Short-term standard alcohol consumption enhances platelet response to clopidogrel through inhibition of Nrf2/Ces1 pathway and induction of Cyp2c in mice

• Published in: Life sciences (1973) Vol. 279; p. 119268
• Main Authors: Ge, Peng-Xin, Jiang, Li-Ping, Tai, Ting, Zhu, Ting, Ji, Jin-Zi, Li, Yi-Fei, Mi, Qiong-Yu, Xie, Hong-Guang
• Format: Journal Article
• Language: English
• Published: Netherlands Elsevier Inc 15.08.2021; Elsevier BV
• Subjects: Agglomeration; Alcohol; Alcohol use; Alcohols; Carboxylesterase 1; Clopidogrel; CYP2C; Drinking behavior; Drug-alcohol interaction; Gene expression; Metabolic activation; Metabolic rate; Metabolism; Metabolites; mRNA; Nrf2; Platelet; Platelet aggregation; Signal transduction; EtOH; Alcohol; ADP; AUC; LC-MS/MS; MFI; CYP (for humans); Nrf2; Ces 1; AUC0-t; Cmax; qRT-PCR; Drug-alcohol interaction; IS; Carboxylesterase 1; H4; CLP-C; CYP2C; Platelet; t; AUC0-; Tmax; Keap1; Clopidogrel; BHA; MPB
• ISSN: 0024-3205; 1879-0631
• DOI: 10.1016/j.lfs.2021.119268

Drinking alcohol is prevalent worldwide; however, it is unknown whether alcohol could affect the antiplatelet effects of clopidogrel in patients when taking both concomitantly.
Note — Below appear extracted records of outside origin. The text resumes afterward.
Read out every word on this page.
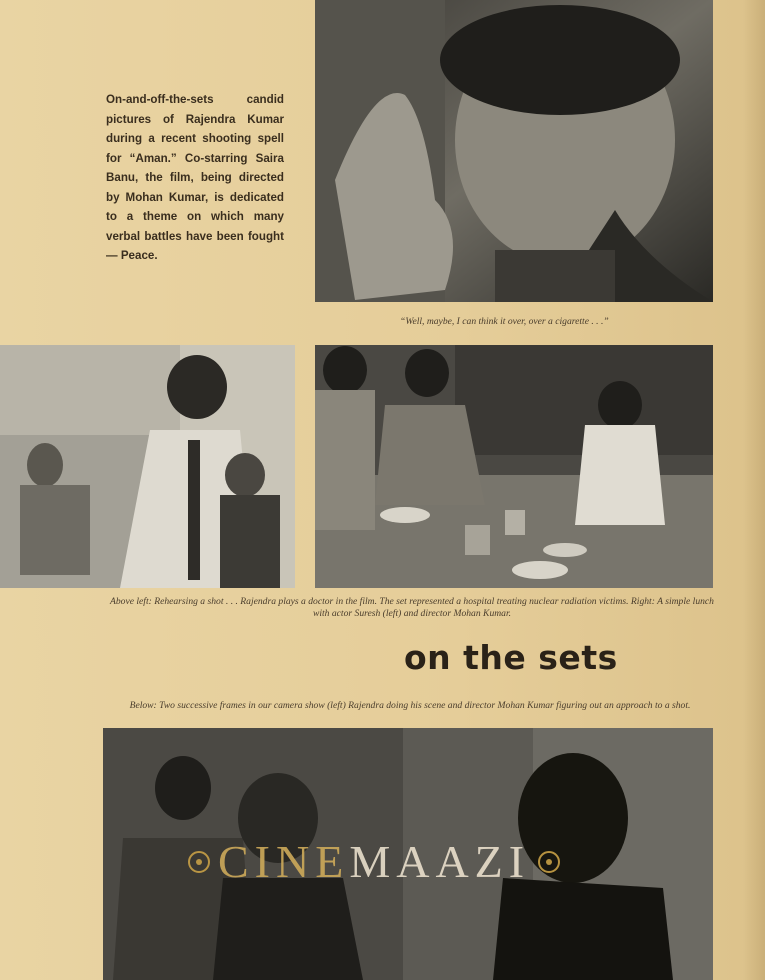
On-and-off-the-sets candid pictures of Rajendra Kumar during a recent shooting spell for “Aman.” Co-starring Saira Banu, the film, being directed by Mohan Kumar, is dedicated to a theme on which many verbal battles have been fought — Peace.
“Well, maybe, I can think it over, over a cigarette . . .”
Above left: Rehearsing a shot . . . Rajendra plays a doctor in the film. The set represented a hospital treating nuclear radiation victims. Right: A simple lunch with actor Suresh (left) and director Mohan Kumar.
on the sets
Below: Two successive frames in our camera show (left) Rajendra doing his scene and director Mohan Kumar figuring out an approach to a shot.
CINEMAAZI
This study was designed to investigate the influence of short-term standard alcohol consumption on the metabolic activation of and platelet response to clopidogrel in mice as well as the mechanisms involved. Male C57BL/6J mice were administered with normal saline (vehicle control) or alcohol at 2 g/kg/day for 7 days, and then gavaged with vehicle control or a single dose of clopidogrel at 10 mg/kg. Inhibition of ADP-induced platelet aggregation and activation by clopidogrel, plasma concentrations of clopidogrel and its active metabolite H4, and changes in mRNA and protein expression of genes related to clopidogrel metabolism and its regulation were measured in mice pretreated with or without alcohol. Compared with vehicle control, alcohol pretreatment significantly reduced hydrolysis of clopidogrel as a result of significant down-regulation of Nrf2-mediated Ces1 expression (responsible for the formation of clopidogrel carboxylate), increased metabolic activation of clopidogrel due to significant up-regulation of Cyp2c (for the formation of active thiol metabolite H4), and consequently enhanced inhibition of ADP-induced platelet aggregation and activation by clopidogrel. Short-term standard alcohol consumption would significantly enhance suppression of ADP-induced platelet aggregation and activation by clopidogrel through significant inhibition of Nrf2/Ces1 signaling pathway and induction of Cyp2c, suggesting that alcohol may interact with drugs that are predominantly metabolized by CES1 or CYP2C in patient care, including clopidogrel. [Display omitted] •Short-term standard alcohol consumption suppresses Nrf2/Ces1 signaling pathway.•Short-term standard alcohol consumption induces Cyp2c expression and activity.•Alcohol pretreatment enhances platelet response to clopidogrel coordinately.•Despite potential benefits, concomitant use of alcohol and clopidogrel is not recommended.•Alcohol interacts with drugs that are metabolized predominantly by CYP2C or CES1.